Spanish economy grows at fastest pace since 2007
Spain's economy posted its strongest quarterly expansion since 2007 between April and June due to stronger domestic demand, official data showed Thursday, in a further sign of recovery from recession.
The Spanish economy, the eurozone's fourth-largest, grew by 0.6 percent in the second quarter compared with the previous three months, the National Statistics Institute said, confirming its preliminary estimate.
Year on year the economy grew by 1.2 percent, following four consecutive quarters of expansion.
The quarterly growth figures marked an acceleration from growth of 0.4 percent in the first quarter.

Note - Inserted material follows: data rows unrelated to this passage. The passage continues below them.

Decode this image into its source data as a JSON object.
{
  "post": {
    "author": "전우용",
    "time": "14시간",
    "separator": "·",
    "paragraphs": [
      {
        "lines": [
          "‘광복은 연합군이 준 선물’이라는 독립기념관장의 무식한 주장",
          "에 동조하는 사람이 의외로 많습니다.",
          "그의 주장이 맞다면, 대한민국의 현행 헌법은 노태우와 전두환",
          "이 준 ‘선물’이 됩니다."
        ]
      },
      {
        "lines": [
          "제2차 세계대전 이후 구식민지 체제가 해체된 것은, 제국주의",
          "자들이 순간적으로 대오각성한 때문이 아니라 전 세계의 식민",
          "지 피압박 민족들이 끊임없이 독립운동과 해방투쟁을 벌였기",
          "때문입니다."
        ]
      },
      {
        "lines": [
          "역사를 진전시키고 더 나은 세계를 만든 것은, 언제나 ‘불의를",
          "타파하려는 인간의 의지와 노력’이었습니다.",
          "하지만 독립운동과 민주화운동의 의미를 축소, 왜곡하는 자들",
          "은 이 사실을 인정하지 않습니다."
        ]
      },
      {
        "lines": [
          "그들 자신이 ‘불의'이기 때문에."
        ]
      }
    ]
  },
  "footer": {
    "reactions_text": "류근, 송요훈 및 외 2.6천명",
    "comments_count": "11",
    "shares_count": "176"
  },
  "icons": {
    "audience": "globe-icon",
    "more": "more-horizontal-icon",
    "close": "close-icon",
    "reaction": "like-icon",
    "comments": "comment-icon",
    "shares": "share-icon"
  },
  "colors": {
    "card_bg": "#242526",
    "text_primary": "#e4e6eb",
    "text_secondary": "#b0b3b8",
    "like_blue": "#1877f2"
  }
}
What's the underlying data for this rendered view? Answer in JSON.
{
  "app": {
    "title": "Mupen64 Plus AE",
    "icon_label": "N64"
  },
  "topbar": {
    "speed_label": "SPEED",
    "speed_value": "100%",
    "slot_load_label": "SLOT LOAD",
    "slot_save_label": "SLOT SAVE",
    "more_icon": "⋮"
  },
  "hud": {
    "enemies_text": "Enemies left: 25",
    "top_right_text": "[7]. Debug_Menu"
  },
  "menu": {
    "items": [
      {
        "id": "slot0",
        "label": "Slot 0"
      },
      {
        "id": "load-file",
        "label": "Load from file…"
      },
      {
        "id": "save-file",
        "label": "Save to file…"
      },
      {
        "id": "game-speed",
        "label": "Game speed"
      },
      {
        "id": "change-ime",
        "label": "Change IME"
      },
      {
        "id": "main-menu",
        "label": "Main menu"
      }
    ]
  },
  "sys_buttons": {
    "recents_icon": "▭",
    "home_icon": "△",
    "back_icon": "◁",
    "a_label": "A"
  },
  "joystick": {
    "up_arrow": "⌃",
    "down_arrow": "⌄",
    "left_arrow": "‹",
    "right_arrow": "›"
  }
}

It is Spain's best quarterly growth figure since the final three-month period of 2007, when the economy grew by 0.7 percent.
Prime Minister Mariano Rajoy said earlier this month that the economy was recovering "better than expected" and was now among Europe's best performers.
"We are registering healthy and diversified growth which is here to stay," he said.
"In less than two years we have gone from being an economy on the brink of a bailout to being one of the economies that is growing the most in Europe."
The government has said it will likely raise its growth forecast for this year to 1.5 percent, up from a previous estimate of 1.2 percent, and possibly to 2.0 percent next year, up from 1.9 percent.
Growth in the second quarter was fuelled by a rise in household spending, which expanded by 0.7 percent from the previous quarter, when it expanded 0.5 percent, the statistics office said.
External demand, which had helped prop up the economy, though fell by 0.7 percent, due to a fall in exports as growth cools in many of Spain's main European trading partners.
Spain emerged from recession in the second half of 2013 -- its second since 2008 after a labour-intensive property bubble burst, crippling the economy and throwing millions of people out of work.
The country faced pressure to seek a full financial bailout from the eurozone in 2012. In the end it received 41 billion euros ($55 billion) to rescue its banks.
The latest unemployment data showed the jobless rate edged below 25.0 percent in April-June for the first time since the third quarter of 2012.
But at 24.47 percent, it remains the second-highest in the eurozone after Greece and one of the highest in the industrialised world.